La maturità teatrale de I Ditelo Voi trasforma la risata in racconto umano e riflessione contemporanea: comicità pensante e ritmo scenico impeccabile conquistano il pubblico domizio

La lungimiranza produttiva di El Primero Produzioni e la vitalità culturale dell’Ariston come motori della serata, nonostante la pioggia.

di Carlo Pascarella

Mondragone – Una pioggia insistente, quasi teatrale nella sua ostinazione, non ha minimamente scalfito l’entusiasmo del pubblico che sabato 14 febbraio ha riempito ogni ordine di posti del Teatro Ariston di Mondragone, decretando con una partecipazione calorosa il trionfo di Dirotta sul nulla. La sala gremita, vibrante di attesa e di complicità, ha restituito con chiarezza la misura di una serata destinata a imprimersi nella memoria culturale cittadina di Mondragone.

Lo spettacolo dispiega sin dalle prime battute una struttura narrativa solida e coerente, capace di coniugare leggerezza e profondità con rara precisione.
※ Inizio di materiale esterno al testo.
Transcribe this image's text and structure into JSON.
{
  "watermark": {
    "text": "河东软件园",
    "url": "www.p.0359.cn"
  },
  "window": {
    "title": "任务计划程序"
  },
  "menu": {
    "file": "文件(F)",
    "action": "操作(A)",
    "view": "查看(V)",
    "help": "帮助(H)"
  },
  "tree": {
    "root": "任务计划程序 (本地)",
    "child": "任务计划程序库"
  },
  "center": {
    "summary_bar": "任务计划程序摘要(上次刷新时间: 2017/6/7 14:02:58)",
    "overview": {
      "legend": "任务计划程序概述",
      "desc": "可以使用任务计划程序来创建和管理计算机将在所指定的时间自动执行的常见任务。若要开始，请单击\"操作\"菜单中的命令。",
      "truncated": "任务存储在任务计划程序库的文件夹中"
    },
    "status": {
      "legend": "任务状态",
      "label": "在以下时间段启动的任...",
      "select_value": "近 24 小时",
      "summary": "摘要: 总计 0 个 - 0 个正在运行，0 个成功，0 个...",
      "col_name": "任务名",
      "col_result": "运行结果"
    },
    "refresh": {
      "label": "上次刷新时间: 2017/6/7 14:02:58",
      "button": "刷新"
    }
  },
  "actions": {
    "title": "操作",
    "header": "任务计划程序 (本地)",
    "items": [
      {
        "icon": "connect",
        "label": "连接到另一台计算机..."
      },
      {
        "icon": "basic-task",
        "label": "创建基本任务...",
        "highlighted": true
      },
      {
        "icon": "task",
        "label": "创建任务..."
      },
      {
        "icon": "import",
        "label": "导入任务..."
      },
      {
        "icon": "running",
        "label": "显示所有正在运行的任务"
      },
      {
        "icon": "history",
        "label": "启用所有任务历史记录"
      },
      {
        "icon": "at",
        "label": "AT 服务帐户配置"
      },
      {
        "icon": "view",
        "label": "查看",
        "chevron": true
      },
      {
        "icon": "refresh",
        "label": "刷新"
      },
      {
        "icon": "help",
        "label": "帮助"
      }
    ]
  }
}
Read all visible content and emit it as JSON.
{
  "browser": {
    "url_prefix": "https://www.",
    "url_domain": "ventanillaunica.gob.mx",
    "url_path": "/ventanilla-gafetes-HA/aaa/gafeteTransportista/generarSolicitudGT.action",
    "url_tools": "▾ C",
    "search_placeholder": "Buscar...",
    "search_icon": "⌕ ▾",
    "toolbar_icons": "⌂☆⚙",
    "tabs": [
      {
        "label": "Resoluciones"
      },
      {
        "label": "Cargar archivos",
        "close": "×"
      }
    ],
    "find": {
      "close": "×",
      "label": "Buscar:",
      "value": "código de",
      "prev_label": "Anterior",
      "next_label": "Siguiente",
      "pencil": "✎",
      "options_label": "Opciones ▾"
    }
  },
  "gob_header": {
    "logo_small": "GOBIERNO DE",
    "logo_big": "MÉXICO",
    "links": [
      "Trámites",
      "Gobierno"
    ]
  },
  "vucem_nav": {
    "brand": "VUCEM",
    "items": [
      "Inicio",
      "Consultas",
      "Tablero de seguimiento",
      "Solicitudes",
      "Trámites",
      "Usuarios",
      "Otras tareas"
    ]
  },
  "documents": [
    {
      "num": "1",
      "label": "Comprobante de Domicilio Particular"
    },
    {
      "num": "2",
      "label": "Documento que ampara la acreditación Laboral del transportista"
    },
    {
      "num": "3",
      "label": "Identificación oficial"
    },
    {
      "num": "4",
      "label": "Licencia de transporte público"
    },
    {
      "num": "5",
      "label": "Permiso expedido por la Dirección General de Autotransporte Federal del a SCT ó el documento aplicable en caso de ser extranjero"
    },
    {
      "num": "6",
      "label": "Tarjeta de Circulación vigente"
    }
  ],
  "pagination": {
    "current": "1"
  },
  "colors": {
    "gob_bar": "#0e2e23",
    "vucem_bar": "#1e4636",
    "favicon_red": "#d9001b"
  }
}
La vicenda dei tre protagonisti — Mimmo, Lello e Francesco — si sviluppa come un raffinato laboratorio umano: l’iniziale diffidenza lascia progressivamente spazio a una complicità fragile, destinata a essere messa alla prova da un naufragio simbolico che trasforma l’isola deserta in uno spazio di rivelazione identitaria. La scrittura, già segnalata da numerose testate per l’equilibrio tra gag e introspezione, dimostra una maturità drammaturgica che trascende la dimensione dello sketch televisivo, restituendo una comicità strutturata, consapevole, sorprendentemente stratificata.

Il trio partenopeo conferma una padronanza scenica ormai pienamente consolidata: il controllo del tempo teatrale, la precisione millimetrica delle pause, la modulazione dei registri comici e sentimentali compongono un tessuto performativo di notevole finezza. La risata non si limita a detonare in platea; si sedimenta, si trasforma in riflessione, talvolta in sottile malinconia. La platea reagisce con un coinvolgimento crescente, alternando fragorose esplosioni di ilarità a silenzi partecipati che testimoniano un ascolto autentico.

Fondamentale risulta la produzione di El Primero Produzioni, guidata da Luigi Esposito, che imprime all’allestimento un’impronta di evidente solidità organizzativa e visione progettuale. L’accuratezza tecnica, la coerenza scenografica, la gestione promozionale e distributiva convergono in un risultato armonico che evidenzia una precisa idea di teatro contemporaneo: accessibile, ma mai superficiale; popolare, ma mai approssimativo. L’operazione produttiva si distingue per una cura minuziosa dei dettagli, capace di sostenere la resa artistica con un apparato tecnico discreto e impeccabile.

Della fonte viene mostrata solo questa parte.